The FBI had reportedly redacted the names of Donald Trump and other prominent individuals from the agency’s files, citing privacy reasons. Bloomberg News reported that the FBI instructed its agents to flag any mention of Trump during a March review of hundreds of thousands of pages of records.
In California, a fast-growing wildfire has scorched more than 65,000 acres in the Los Padres National Forest, with the flames fanned by dry, gusty winds. In Arizona, a wildfire on the North Rim of Grand Canyon National Park has become the largest active wildfire in the U.S. The Dragon Bravo Fire has consumed about 125,000 acres since it erupted on the Fourth of July. Meanwhile, vast swaths of Canada and the United States are experiencing unhealthy air quality due to wildfires raging across five Canadian provinces. Smoke from the fires has triggered air quality alerts for tens of millions of people in cities stretching from Minneapolis to Boston.

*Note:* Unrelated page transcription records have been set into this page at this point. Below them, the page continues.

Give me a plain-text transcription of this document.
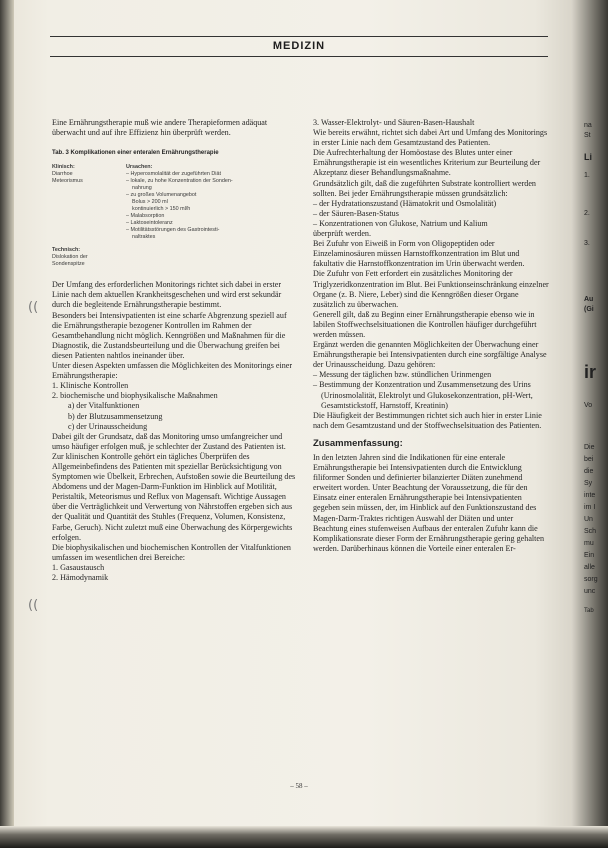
MEDIZIN

Eine Ernährungstherapie muß wie andere Therapieformen adäquat überwacht und auf ihre Effizienz hin überprüft werden.

Tab. 3 Komplikationen einer enteralen Ernährungstherapie
Klinisch:
Diarrhoe
Meteorismus
Ursachen:
– Hyperosmolalität der zugeführten Diät
– lokale, zu hohe Konzentration der Sonden-
nahrung
– zu großes Volumenangebot
Bolus > 200 ml
kontinuierlich > 150 ml/h
– Malabsorption
– Laktoseintoleranz
– Motilitätsstörungen des Gastrointesti-
naltraktes
Technisch:
Dislokation der
Sondenspitze

Der Umfang des erforderlichen Monitorings richtet sich dabei in erster Linie nach dem aktuellen Krankheitsgeschehen und wird erst sekundär durch die begleitende Ernährungstherapie bestimmt.

Besonders bei Intensivpatienten ist eine scharfe Abgrenzung speziell auf die Ernährungstherapie bezogener Kontrollen im Rahmen der Gesamtbehandlung nicht möglich. Kenngrößen und Maßnahmen für die Diagnostik, die Zustandsbeurteilung und die Überwachung greifen bei diesen Patienten nahtlos ineinander über.

Unter diesen Aspekten umfassen die Möglichkeiten des Monitorings einer Ernährungstherapie:

1. Klinische Kontrollen

2. biochemische und biophysikalische Maßnahmen

a) der Vitalfunktionen

b) der Blutzusammensetzung

c) der Urinausscheidung

Dabei gilt der Grundsatz, daß das Monitoring umso umfangreicher und umso häufiger erfolgen muß, je schlechter der Zustand des Patienten ist. Zur klinischen Kontrolle gehört ein tägliches Überprüfen des Allgemeinbefindens des Patienten mit speziellar Berücksichtigung von Symptomen wie Übelkeit, Erbrechen, Aufstoßen sowie die Beurteilung des Abdomens und der Magen-Darm-Funktion im Hinblick auf Motilität, Peristaltik, Meteorismus und Reflux von Magensaft. Wichtige Aussagen über die Verträglichkeit und Verwertung von Nährstoffen ergeben sich aus der Qualität und Quantität des Stuhles (Frequenz, Volumen, Konsistenz, Farbe, Geruch). Nicht zuletzt muß eine Überwachung des Körpergewichts erfolgen.

Die biophysikalischen und biochemischen Kontrollen der Vitalfunktionen umfassen im wesentlichen drei Bereiche:

1. Gasaustausch

2. Hämodynamik

((
((

3. Wasser-Elektrolyt- und Säuren-Basen-Haushalt

Wie bereits erwähnt, richtet sich dabei Art und Umfang des Monitorings in erster Linie nach dem Gesamtzustand des Patienten.

Die Aufrechterhaltung der Homöostase des Blutes unter einer Ernährungstherapie ist ein wesentliches Kriterium zur Beurteilung der Akzeptanz dieser Behandlungsmaßnahme.

Grundsätzlich gilt, daß die zugeführten Substrate kontrolliert werden sollten. Bei jeder Ernährungstherapie müssen grundsätzlich:

– der Hydratationszustand (Hämatokrit und Osmolalität)

– der Säuren-Basen-Status

– Konzentrationen von Glukose, Natrium und Kalium

überprüft werden.

Bei Zufuhr von Eiweiß in Form von Oligopeptiden oder Einzelaminosäuren müssen Harnstoffkonzentration im Blut und fakultativ die Harnstoffkonzentration im Urin überwacht werden.

Die Zufuhr von Fett erfordert ein zusätzliches Monitoring der Triglyzeridkonzentration im Blut. Bei Funktionseinschränkung einzelner Organe (z. B. Niere, Leber) sind die Kenngrößen dieser Organe zusätzlich zu überwachen.

Generell gilt, daß zu Beginn einer Ernährungstherapie ebenso wie in labilen Stoffwechselsituationen die Kontrollen häufiger durchgeführt werden müssen.

Ergänzt werden die genannten Möglichkeiten der Überwachung einer Ernährungstherapie bei Intensivpatienten durch eine sorgfältige Analyse der Urinausscheidung. Dazu gehören:

– Messung der täglichen bzw. stündlichen Urinmengen

– Bestimmung der Konzentration und Zusammensetzung des Urins (Urinosmolalität, Elektrolyt und Glukosekonzentration, pH-Wert, Gesamtstickstoff, Harnstoff, Kreatinin)

Die Häufigkeit der Bestimmungen richtet sich auch hier in erster Linie nach dem Gesamtzustand und der Stoffwechselsituation des Patienten.

Zusammenfassung:

In den letzten Jahren sind die Indikationen für eine enterale Ernährungstherapie bei Intensivpatienten durch die Entwicklung filiformer Sonden und definierter bilanzierter Diäten zunehmend erweitert worden. Unter Beachtung der Voraussetzung, die für den Einsatz einer enteralen Ernährungstherapie bei Intensivpatienten gegeben sein müssen, der, im Hinblick auf den Funktionszustand des Magen-Darm-Traktes richtigen Auswahl der Diäten und unter Beachtung eines stufenweisen Aufbaus der enteralen Zufuhr kann die Komplikationsrate dieser Form der Ernährungstherapie gering gehalten werden. Darüberhinaus können die Vorteile einer enteralen Er-

na
St
Li
1.
2.
3.
Au
(Gi
ir
Vo
Die
bei
die
Sy
inte
im I
Un
Sch
mu
Ein
alle
sorg
unc
Tab
– 58 –
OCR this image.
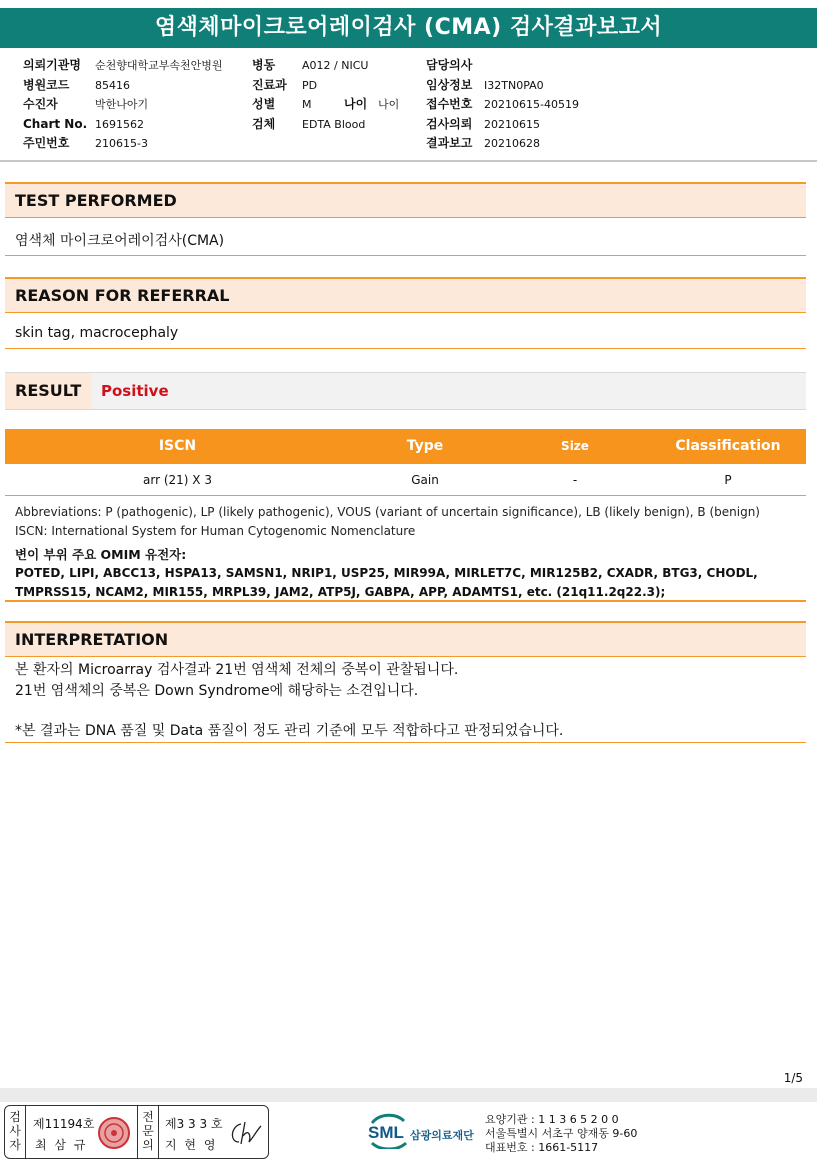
염색체마이크로어레이검사 (CMA) 검사결과보고서
의뢰기관명	순천향대학교부속천안병원	병동	A012 / NICU	담당의사
병원코드	85416	진료과	PD	임상정보	I32TN0PA0
수진자	박한나아기	성별	M	나이 나이	접수번호	20210615-40519
Chart No. 1691562	검체	EDTA Blood	검사의뢰	20210615
주민번호	210615-3	결과보고	20210628
TEST PERFORMED
염색체 마이크로어레이검사(CMA)
REASON FOR REFERRAL
skin tag, macrocephaly
RESULT	Positive
ISCN	Type	Size	Classification
arr (21) X 3	Gain	-	P
Abbreviations: P (pathogenic), LP (likely pathogenic), VOUS (variant of uncertain significance), LB (likely benign), B (benign)
ISCN: International System for Human Cytogenomic Nomenclature
변이 부위 주요 OMIM 유전자:
POTED, LIPI, ABCC13, HSPA13, SAMSN1, NRIP1, USP25, MIR99A, MIRLET7C, MIR125B2, CXADR, BTG3, CHODL, TMPRSS15, NCAM2, MIR155, MRPL39, JAM2, ATP5J, GABPA, APP, ADAMTS1, etc. (21q11.2q22.3);
INTERPRETATION
본 환자의 Microarray 검사결과 21번 염색체 전체의 중복이 관찰됩니다.
21번 염색체의 중복은 Down Syndrome에 해당하는 소견입니다.
*본 결과는 DNA 품질 및 Data 품질이 정도 관리 기준에 모두 적합하다고 판정되었습니다.
1/5
검
사
자
제11194호
최 삼 규
전
문
의
제3 3 3 호
지 현 영
SML 삼광의료재단
요양기관 : 1 1 3 6 5 2 0 0
서울특별시 서초구 양재동 9-60
대표번호 : 1661-5117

A new study in the medical journal The Lancet estimates that global plastic pollution is responsible for health-related economic losses exceeding $1.5 trillion annually. Researchers found the principal driver of the growing public health crisis is a huge increase in global plastic production, from 2 million tons in 1950 to a projected 1.2 billion tons by 2060. The report’s authors write, “Plastics are a grave, growing, and under-recognised danger to human and planetary health.”
The findings come as a conference of the Intergovernmental Negotiating Committee for the Global Plastics Treaty opens in Geneva today. Greenpeace activists rallied ahead of the talks.
Graham Forbes: “Our demands are for a treaty that takes a full life cycle approach, cuts plastic production, bans toxic chemicals and provides the financing that’s going to be required to make this transition.”